望遠鏡は倍率が高ければよく見えるだろうと初心者は思いますが、 倍率はあまり高くない方が見えやすいです。 一つ一つの恒星は倍率を高くしても点以上には見えないのです。 惑星も口径が小さければ、倍率を高くしても、ぼやけたまま大きく見えるだけではっきりとは見えません。

天体望遠鏡は、直径が太いほど明るい画像が見られます。 ですからきれいな像を見るのなら直径の大きいもの、または焦点距離の短い方(筒の長さが短いもの)が明るく見えます。 同じ値段なら、直径の太いものや焦点距離の(筒の長さの)短いものの方が、よりきれいな像が見られるでしょう。

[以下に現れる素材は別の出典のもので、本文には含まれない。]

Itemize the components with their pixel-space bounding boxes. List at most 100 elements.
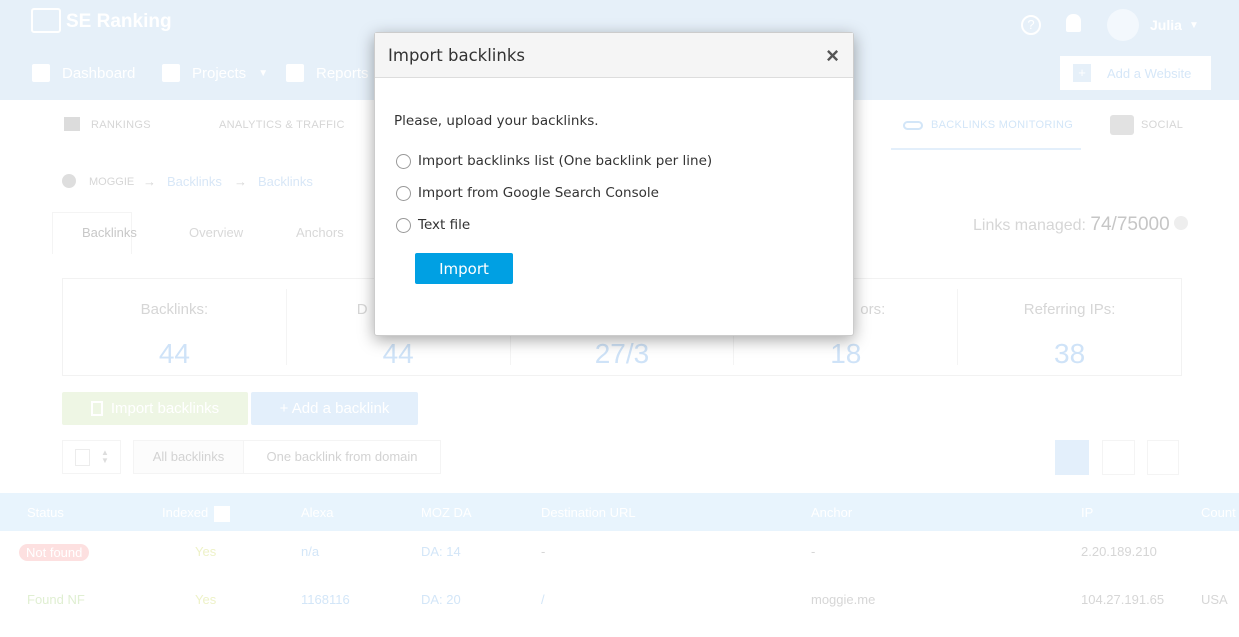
close-icon[interactable]: ×: [826, 43, 839, 69]
logo-text[interactable]: SE Ranking: [66, 11, 172, 33]
col-country[interactable]: Count: [1201, 505, 1236, 520]
col-alexa[interactable]: Alexa: [301, 505, 334, 520]
option-label: Import from Google Search Console: [418, 185, 659, 201]
radio[interactable]: [396, 153, 411, 169]
stat-value: 27/3: [594, 338, 650, 369]
subtab-overview[interactable]: Overview: [189, 225, 243, 240]
add-website-button[interactable]: + Add a Website: [1060, 56, 1211, 90]
anchor: -: [811, 544, 816, 559]
filter-one-per-domain[interactable]: One backlink from domain: [244, 441, 440, 473]
option-label: Text file: [418, 217, 471, 233]
links-managed: Links managed: 74/75000: [973, 214, 1189, 236]
reports-icon: [286, 64, 304, 82]
import-backlinks-button[interactable]: Import backlinks: [62, 392, 248, 425]
filter-icon[interactable]: [1102, 440, 1135, 475]
import-label: Import backlinks: [110, 400, 220, 417]
option-label: Import backlinks list (One backlink per …: [418, 153, 713, 169]
export-button[interactable]: [1055, 440, 1089, 475]
add-website-label: Add a Website: [1107, 65, 1192, 81]
subtab-backlinks[interactable]: Backlinks: [82, 225, 137, 240]
radio[interactable]: [396, 185, 411, 201]
modal-prompt: Please, upload your backlinks.: [394, 113, 599, 129]
modal-header: Import backlinks ×: [375, 33, 853, 78]
import-file-icon: [90, 401, 103, 416]
columns-icon[interactable]: [1147, 440, 1179, 475]
status-text: Found NF: [27, 592, 85, 607]
col-destination-url[interactable]: Destination URL: [541, 505, 636, 520]
stat-value: 38: [1054, 338, 1086, 369]
dashboard-icon: [32, 64, 50, 82]
google-icon: [214, 506, 230, 522]
alexa: 1168116: [301, 592, 350, 607]
help-icon[interactable]: [1174, 216, 1189, 230]
bell-icon[interactable]: [1066, 14, 1081, 32]
user-name[interactable]: Julia: [1150, 17, 1182, 33]
link-icon: [903, 121, 923, 130]
caret-down-icon[interactable]: ▼: [1189, 20, 1199, 31]
add-backlink-button[interactable]: + Add a backlink: [251, 392, 418, 425]
status-badge: Not found: [19, 544, 90, 561]
modal-title: Import backlinks: [388, 46, 525, 65]
avatar[interactable]: [1107, 9, 1139, 41]
checkbox[interactable]: [75, 449, 90, 466]
col-status[interactable]: Status: [27, 505, 64, 520]
nav-dashboard[interactable]: Dashboard: [32, 64, 135, 82]
ip: 2.20.189.210: [1081, 544, 1157, 559]
option-text-file[interactable]: Text file: [396, 217, 470, 233]
gear-icon: [62, 174, 76, 188]
stat-label: Referring IPs:: [1023, 301, 1116, 318]
option-backlinks-list[interactable]: Import backlinks list (One backlink per …: [396, 153, 712, 169]
indexed: Yes: [195, 544, 217, 559]
stat-value: 18: [830, 338, 862, 369]
links-managed-value: 74/75000: [1090, 214, 1170, 235]
nav-reports[interactable]: Reports: [286, 64, 369, 82]
arrow-icon: →: [234, 174, 247, 189]
help-icon[interactable]: ?: [1021, 15, 1041, 35]
nav-label: Reports: [316, 64, 369, 82]
moz-da: DA: 20: [421, 592, 461, 607]
filter-all-backlinks[interactable]: All backlinks: [134, 441, 244, 473]
col-moz-da[interactable]: MOZ DA: [421, 505, 472, 520]
nav-label: Dashboard: [62, 64, 136, 82]
destination-url[interactable]: -: [541, 544, 545, 559]
anchor: moggie.me: [811, 592, 876, 607]
tab-rankings[interactable]: RANKINGS: [91, 119, 151, 131]
country: USA: [1201, 592, 1228, 607]
tab-analytics[interactable]: ANALYTICS & TRAFFIC: [219, 119, 345, 131]
arrow-icon: →: [143, 174, 156, 189]
subtab-anchors[interactable]: Anchors: [296, 225, 344, 240]
moz-da: DA: 14: [421, 544, 461, 559]
col-anchor[interactable]: Anchor: [811, 505, 852, 520]
projects-icon: [162, 64, 180, 82]
stat-backlinks: Backlinks: 44: [63, 289, 287, 369]
stat-value: 44: [158, 338, 190, 369]
caret-down-icon: ▼: [258, 67, 269, 79]
radio[interactable]: [396, 217, 411, 233]
sort-icon: ▲ ▼: [101, 448, 109, 465]
tab-social[interactable]: SOCIAL: [1141, 119, 1183, 131]
option-google-search-console[interactable]: Import from Google Search Console: [396, 185, 659, 201]
indexed: Yes: [195, 592, 217, 607]
breadcrumb-project[interactable]: MOGGIE: [89, 176, 134, 188]
active-tab-underline: [891, 148, 1081, 150]
rankings-icon: [64, 117, 80, 131]
table-header: Status Indexed Alexa MOZ DA Destination …: [0, 493, 1239, 531]
links-managed-label: Links managed:: [973, 217, 1086, 234]
filter-segment: All backlinks One backlink from domain: [133, 440, 441, 474]
table-row: Found NF Yes 1168116 DA: 20 / moggie.me …: [0, 592, 1239, 632]
destination-url[interactable]: /: [541, 592, 545, 607]
stat-referring-ips: Referring IPs: 38: [958, 289, 1181, 369]
col-indexed[interactable]: Indexed: [162, 505, 208, 520]
import-backlinks-modal: Import backlinks × Please, upload your b…: [374, 32, 854, 336]
import-button[interactable]: Import: [415, 253, 513, 284]
nav-projects[interactable]: Projects ▼: [162, 64, 268, 82]
stat-label: Backlinks:: [140, 301, 209, 318]
select-all-checkbox[interactable]: ▲ ▼: [62, 440, 121, 474]
alexa: n/a: [301, 544, 320, 559]
col-ip[interactable]: IP: [1081, 505, 1093, 520]
breadcrumb-current: Backlinks: [258, 174, 313, 189]
social-icon: [1110, 115, 1134, 135]
tab-backlinks-monitoring[interactable]: BACKLINKS MONITORING: [931, 119, 1073, 131]
breadcrumb-item[interactable]: Backlinks: [167, 174, 222, 189]
stat-value: 44: [382, 338, 414, 369]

望遠鏡にはいくつかのタイプがありますが、代表的なものには「反射式」と「屈折式」の2つのタイプがあります。 同じ値段なら反射式のほうが大きな口径になりますので、よりよく見えます。 ただし初心者にはメンテナンスが難しい、と一般的には言われています。

なお、安いからとあまり小さい望遠鏡を選ぶと実際に見たときに後悔すると思います。 最低でも、屈折タイプなら口径6センチぐらい、反射タイプなら10〜15センチの望遠鏡がいいです。

ちなみに天体望遠鏡で見える像は、天体写真で見るようなきれいなハッキリした画像ではないです。 天体写真は長時間の露出をして撮っている写真なので、目の感度では写真ほどはっきりとは見えないです。 たとえば「すばる(プレアデス星団)」の写真は美しくてすてきですが、あの写真のように見える望遠鏡は直径60cm位は必要になります。 惑星なら、それらしきものが見えるには口径10cm位は必要でしょう。


倍率

望遠鏡の倍率は、口径×2が限度だといわれています。 たとえば口径60mmなら、60×2=120倍となりますので、口径60mmの天体望遠鏡でこれ以上の倍率のある望遠鏡は、あまり適していないと考えていいでしょう。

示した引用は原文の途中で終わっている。